A gente se encontrou lá. Ela chegou com uma calça jeans justa que marcava as curvas e a raba de matar, uma blusa preta decotada que mostrava bem o começo dos peitos grandes e firmes dela, cabelo solto e maquiagem leve que a deixava ainda mais irresistível. Pedi uma cerveja, ela um gin tônica, e sentamos numa mesa da varanda com vista pra rua.

A conversa fluiu fácil: começamos falando da academia, de como o dia tinha sido puxado, de histórias bestas com colegas de trabalho. Depois ficou mais pessoal: ela se abriu sobre o estresse do trampo, como se sentia sozinha às vezes, e eu contei a mesma coisa sobre minha rotina e como a academia era meu refúgio. risadas se misturaram com momentos mais profundos, e os drinques ajudaram a baixar a guarda. Num instante, ela me encarou e disse:
—Sabe… eu gosto de você. Você é um dos poucos que não só olha pro meu corpo, mas também me escuta. Isso é raro.

Eu sorri e levantei minha cerveja:
—Pois você é incrível, Dulce. Não só pelo corpo (que é de outro mundo), mas pelo jeito que você é: forte, divertida, verdadeira. Adoro passar tempo com você.

Brindamos, e a química tava no ar. Terminamos os drinques e eu falei que ia levá-la em casa. No carro, a conversa continuou leve, ela tava me contando algo do passado, então aquele assunto ficou pendente. Quando chegamos no apê dela, ela me olhou:
—Ei… quer subir um pouco? Tenho cerveja gelada e tequila. A gente pode continuar conversando, aqui te conto direito essa história.

A verdade é que a conversa e o clima já estavam mais íntimos e pessoais, mas eu não hesitei:
—Bora, adorei a ideia.

Subimos pro apê dela: lugar simples mas aconchegante, com plantas, luzes baixas e um ventilador ligado porque o calor não dava trégua. Ela tirou os sapatos, serviu uma dose de tequila com gelo e me passou uma também. Sentamos no balcão da cozinha, falando de coisas mais pessoais: ex-namorados, frustrações, o que a gente realmente curtia na vida. O álcool soltou as línguas.

Num momento, enquanto ela se inclinava pra pegar mais gelo, a blusa desceu um pouco e deixou ver mais decote. Eu não consegui evitar olhar e falei:
—Dulce… desculpa se sou direto, mas suas tetas são uma loucura. Parecem tão naturais, tão firmes… não sei como você consegue.
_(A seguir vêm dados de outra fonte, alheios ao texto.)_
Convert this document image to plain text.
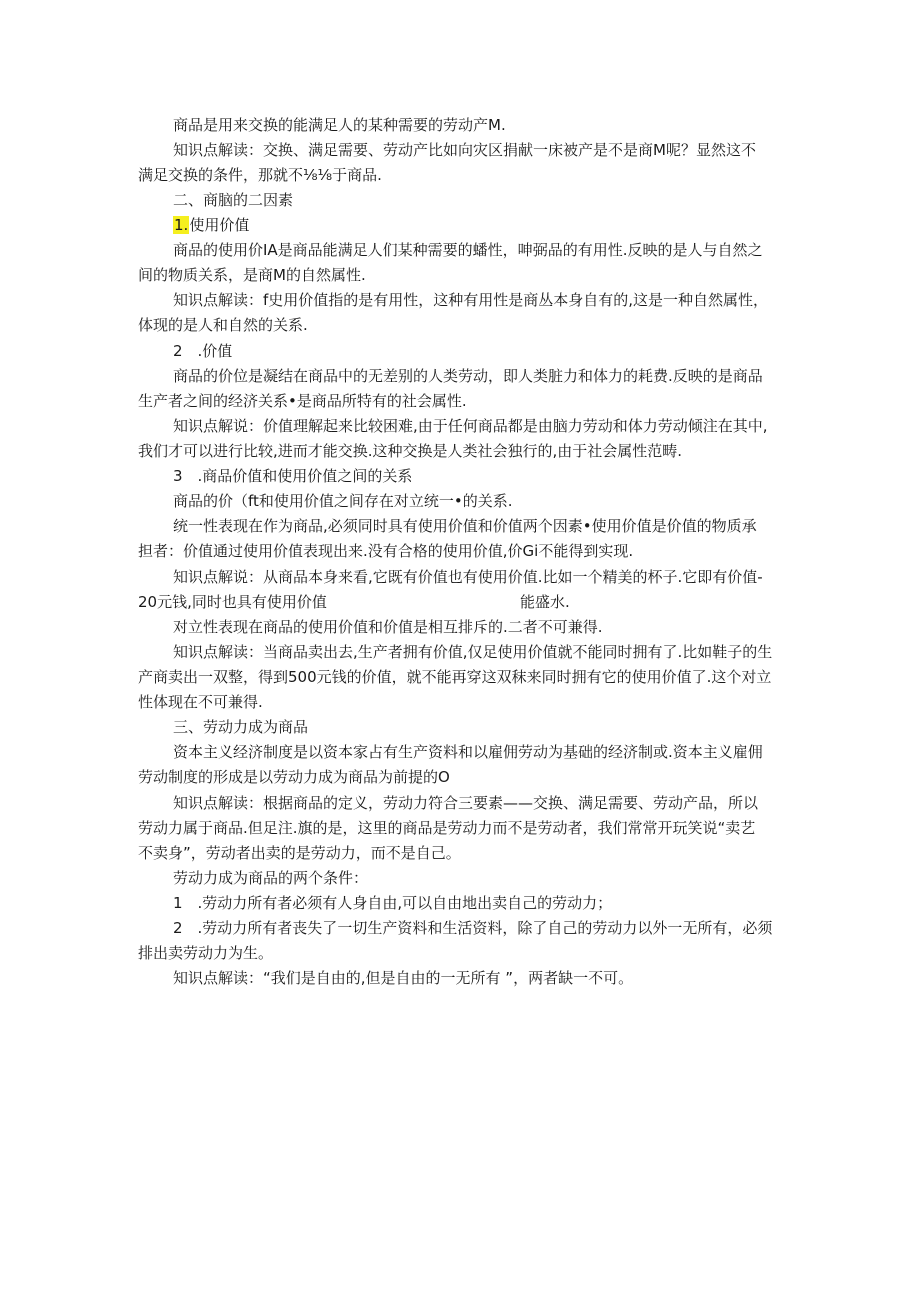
商品是用来交换的能满足人的某种需要的劳动产M.
知识点解读：交换、满足需要、劳动产比如向灾区捐献一床被产是不是商M呢？显然这不
满足交换的条件，那就不⅛⅛于商品.
二、商脑的二因素
1.使用价值
商品的使用价IA是商品能满足人们某种需要的蟠性，呻弼品的有用性.反映的是人与自然之
间的物质关系，是商M的自然属性.
知识点解读：f史用价值指的是有用性，这种有用性是商丛本身自有的,这是一种自然属性，
体现的是人和自然的关系.
2　.价值
商品的价位是凝结在商品中的无差别的人类劳动，即人类脏力和体力的耗费.反映的是商品
生产者之间的经济关系•是商品所特有的社会属性.
知识点解说：价值理解起来比较困难,由于任何商品都是由脑力劳动和体力劳动倾注在其中,
我们才可以进行比较,进而才能交换.这种交换是人类社会独行的,由于社会属性范畴.
3　.商品价值和使用价值之间的关系
商品的价（ft和使用价值之间存在对立统一•的关系.
统一性表现在作为商品,必须同时具有使用价值和价值两个因素•使用价值是价值的物质承
担者：价值通过使用价值表现出来.没有合格的使用价值,价Gi不能得到实现.
知识点解说：从商品本身来看,它既有价值也有使用价值.比如一个精美的杯子.它即有价值-
20元钱,同时也具有使用价值	能盛水.
对立性表现在商品的使用价值和价值是相互排斥的.二者不可兼得.
知识点解读：当商品卖出去,生产者拥有价值,仅足使用价值就不能同时拥有了.比如鞋子的生
产商卖出一双整，得到500元钱的价值，就不能再穿这双秣来同时拥有它的使用价值了.这个对立
性体现在不可兼得.
三、劳动力成为商品
资本主义经济制度是以资本家占有生产资料和以雇佣劳动为基础的经济制或.资本主义雇佣
劳动制度的形成是以劳动力成为商品为前提的O
知识点解读：根据商品的定义，劳动力符合三要素——交换、满足需要、劳动产品，所以
劳动力属于商品.但足注.旗的是，这里的商品是劳动力而不是劳动者，我们常常开玩笑说“卖艺
不卖身”，劳动者出卖的是劳动力，而不是自己。
劳动力成为商品的两个条件：
1　.劳动力所有者必须有人身自由,可以自由地出卖自己的劳动力；
2　.劳动力所有者丧失了一切生产资料和生活资料，除了自己的劳动力以外一无所有，必须
排出卖劳动力为生。
知识点解读：“我们是自由的,但是自由的一无所有 ”，两者缺一不可。
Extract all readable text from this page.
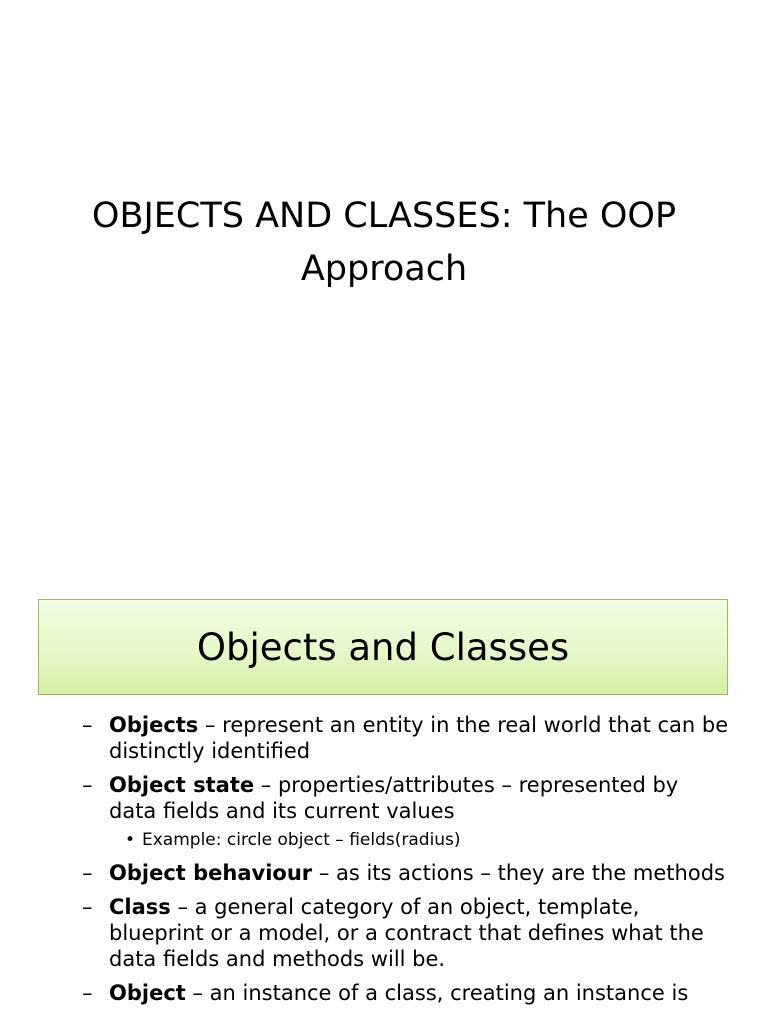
OBJECTS AND CLASSES: The OOP Approach
Objects and Classes
– Objects – represent an entity in the real world that can be distinctly identified
– Object state – properties/attributes – represented by data fields and its current values
• Example: circle object – fields(radius)
– Object behaviour – as its actions – they are the methods
– Class – a general category of an object, template, blueprint or a model, or a contract that defines what the data fields and methods will be.
– Object – an instance of a class, creating an instance is
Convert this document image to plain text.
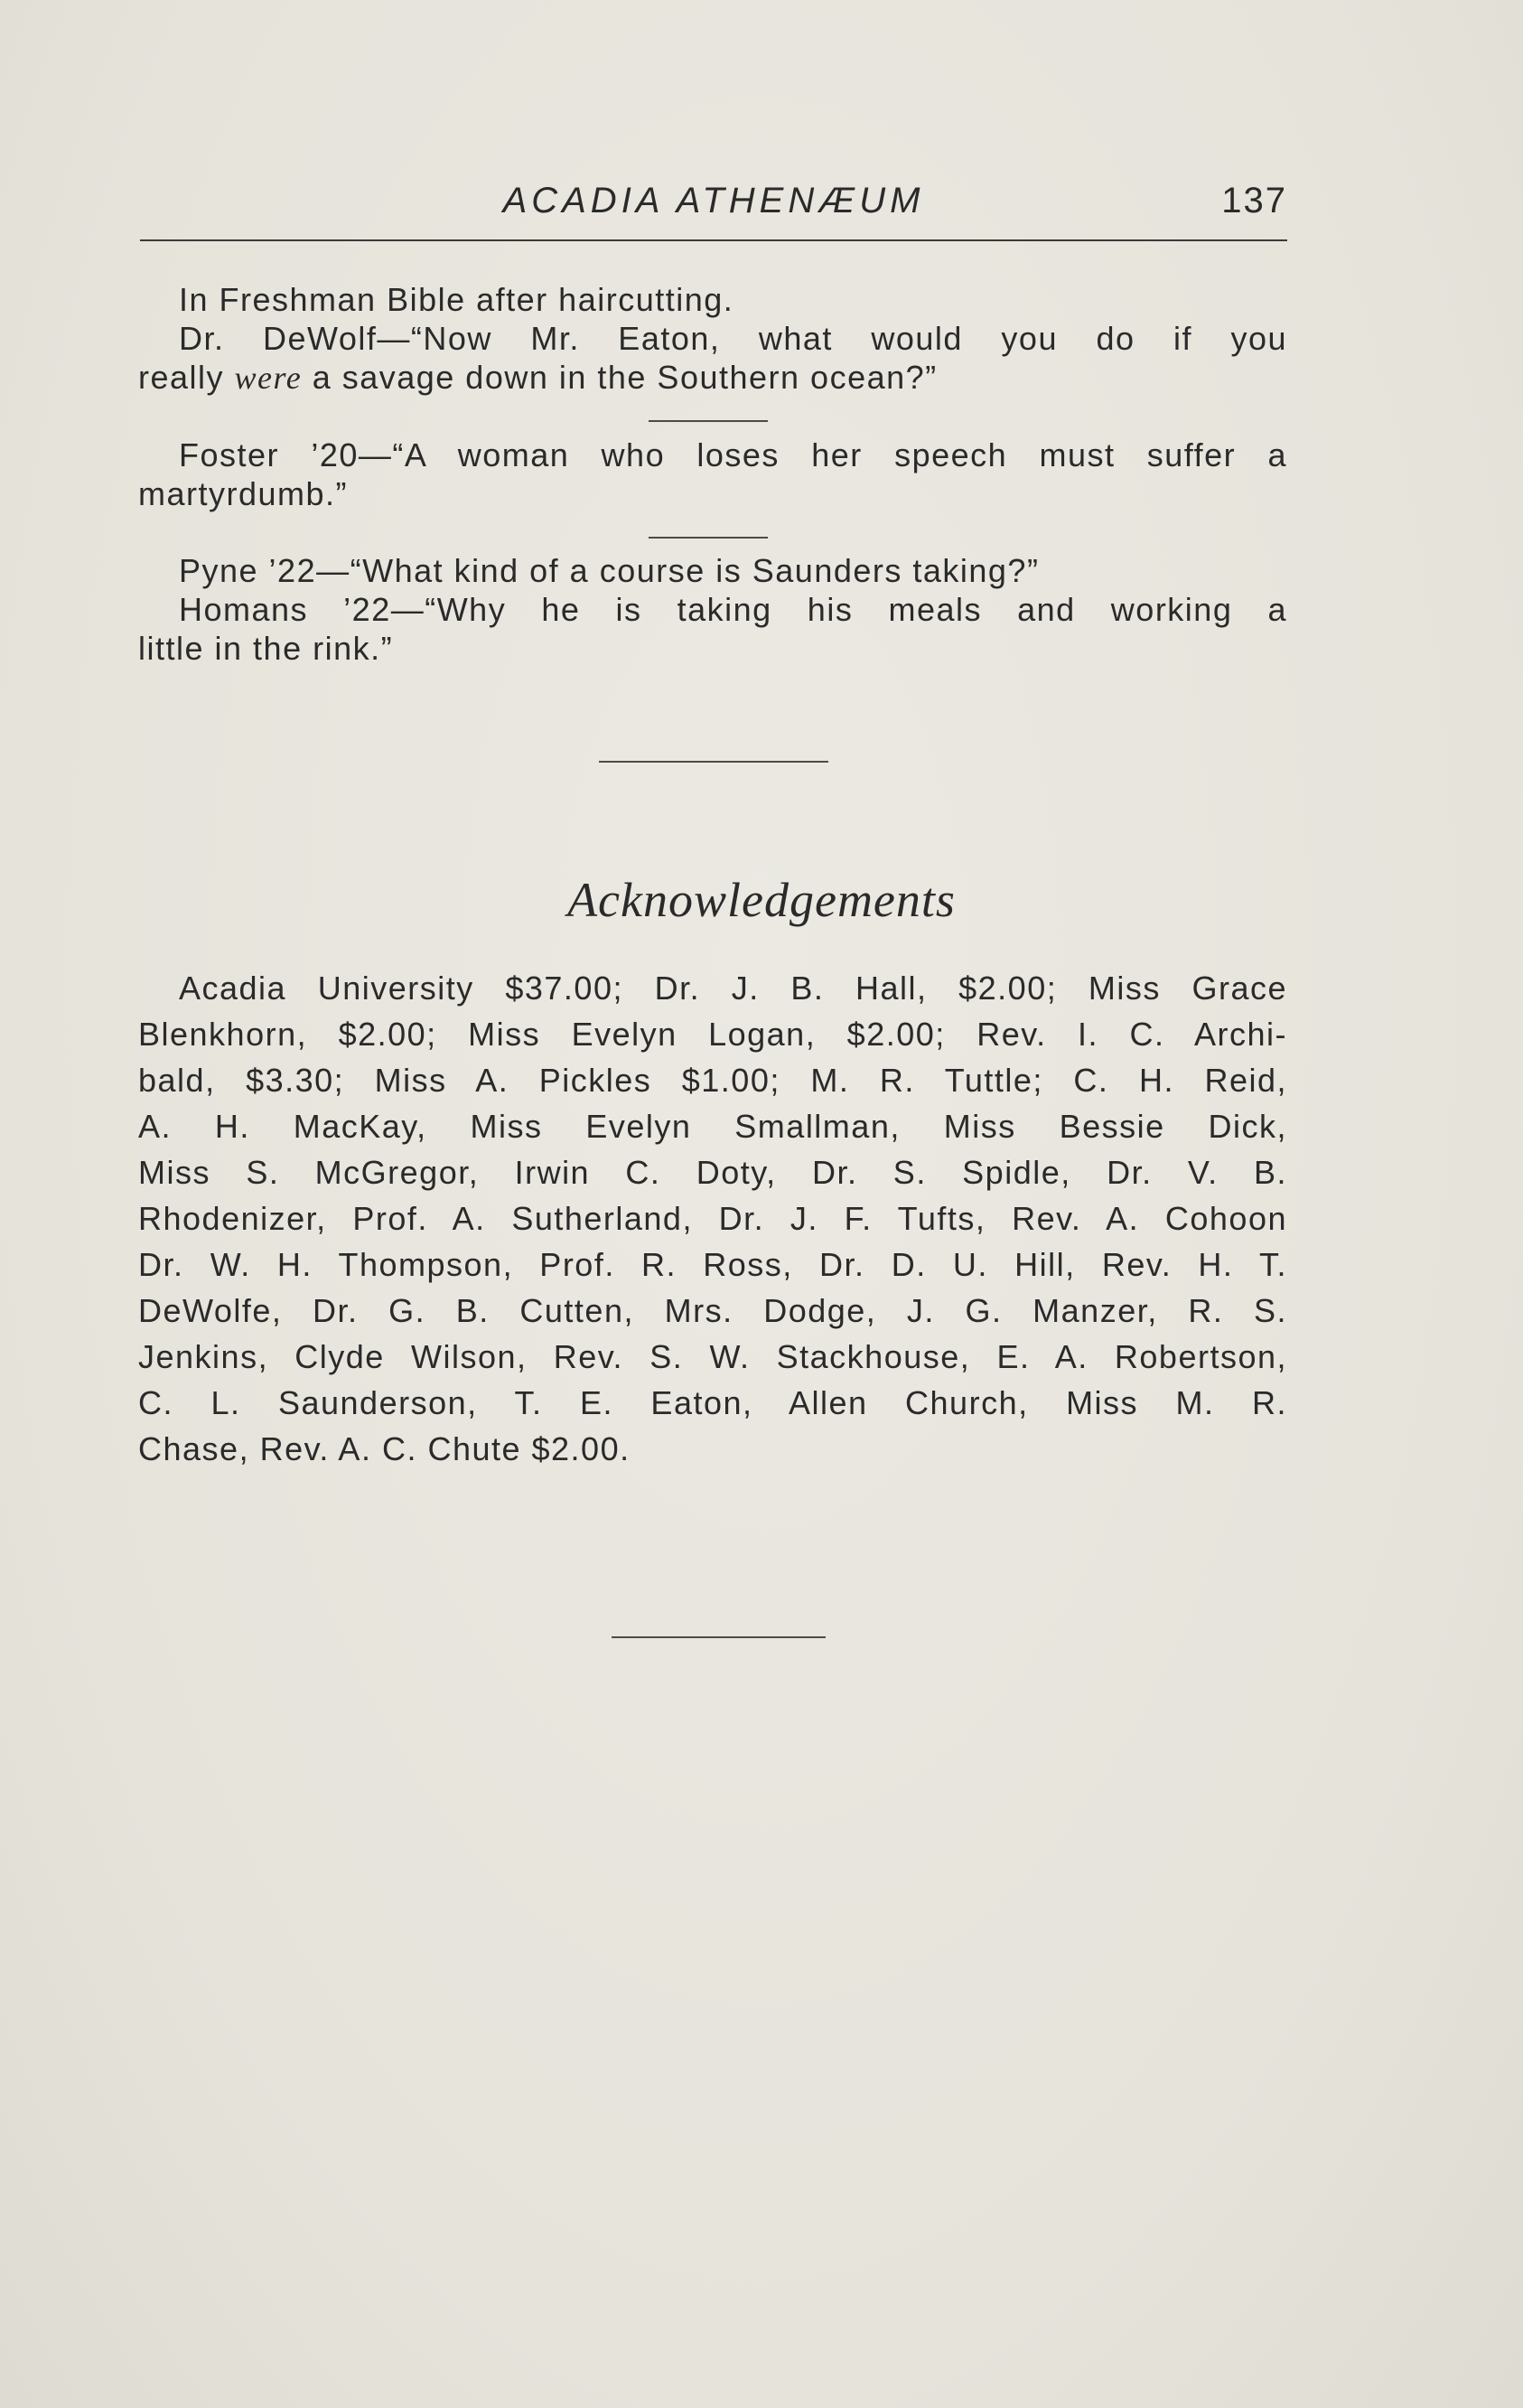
ACADIA ATHENÆUM	137
In Freshman Bible after haircutting.
Dr. DeWolf—“Now Mr. Eaton, what would you do if you
really were a savage down in the Southern ocean?”
Foster ’20—“A woman who loses her speech must suffer a
martyrdumb.”
Pyne ’22—“What kind of a course is Saunders taking?”
Homans ’22—“Why he is taking his meals and working a
little in the rink.”
Acknowledgements
Acadia University $37.00; Dr. J. B. Hall, $2.00; Miss Grace
Blenkhorn, $2.00; Miss Evelyn Logan, $2.00; Rev. I. C. Archi-
bald, $3.30; Miss A. Pickles $1.00; M. R. Tuttle; C. H. Reid,
A. H. MacKay, Miss Evelyn Smallman, Miss Bessie Dick,
Miss S. McGregor, Irwin C. Doty, Dr. S. Spidle, Dr. V. B.
Rhodenizer, Prof. A. Sutherland, Dr. J. F. Tufts, Rev. A. Cohoon
Dr. W. H. Thompson, Prof. R. Ross, Dr. D. U. Hill, Rev. H. T.
DeWolfe, Dr. G. B. Cutten, Mrs. Dodge, J. G. Manzer, R. S.
Jenkins, Clyde Wilson, Rev. S. W. Stackhouse, E. A. Robertson,
C. L. Saunderson, T. E. Eaton, Allen Church, Miss M. R.
Chase, Rev. A. C. Chute $2.00.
Ela riu baixinho, olhou pros peitos e disse:
—Bom… são operadas. Uns anos atrás decidi fazer. Antes eram pequenininhas e eu me sentia insegura. Agora amo elas, mas só quem é próximo sabe que são implantes. Gosto que fiquem assim, cheias e empinadas.

Eu me aproximei mais, olhei nos olhos dela e falei:
—Elas são perfeitas, sério. Grandes, redondas, pesadas… e combinadas com esses braços definidos que você tem, é fatal. Falei, caralho, preciso fazer uma foto mental disso. Isso, ou melhor, deixa eu tirar uma foto sua? Só pra mim, pra lembrar como você é incrível. Ela deu uma gargalhada e disse que eu era safado, hesitou por um segundo, mas deu um sorriso maroto e ajeitou o top laranja amassado que estava usando em casa. Apoiou-se na bancada da cozinha e, de brincadeira, levantou os braços um pouco pra marcar os bíceps e tríceps definidos, e deixou o top descer só o suficiente pra os peitos dela transbordarem, criando aquele decote brutal com o colar de turquesa pendurado no meio do vale. Tirei a foto de um ângulo baixo, capturando como os peitos grandes e firmes dela se apertavam contra o tecido, a pele morena brilhando sob a luz da cozinha, e aqueles braços tonificados sutilmente flexionados. Ela olhou pra tela quando terminei, mordeu o lábio inferior e riu baixinho, com aquela mistura de vergonha e tesão:amiga—Porra, mano… tô bonitona pra caralho. Meus peitos tão quase pulando pra fora. Guarda bem essa foto, hein? Não quero que isso role por aí.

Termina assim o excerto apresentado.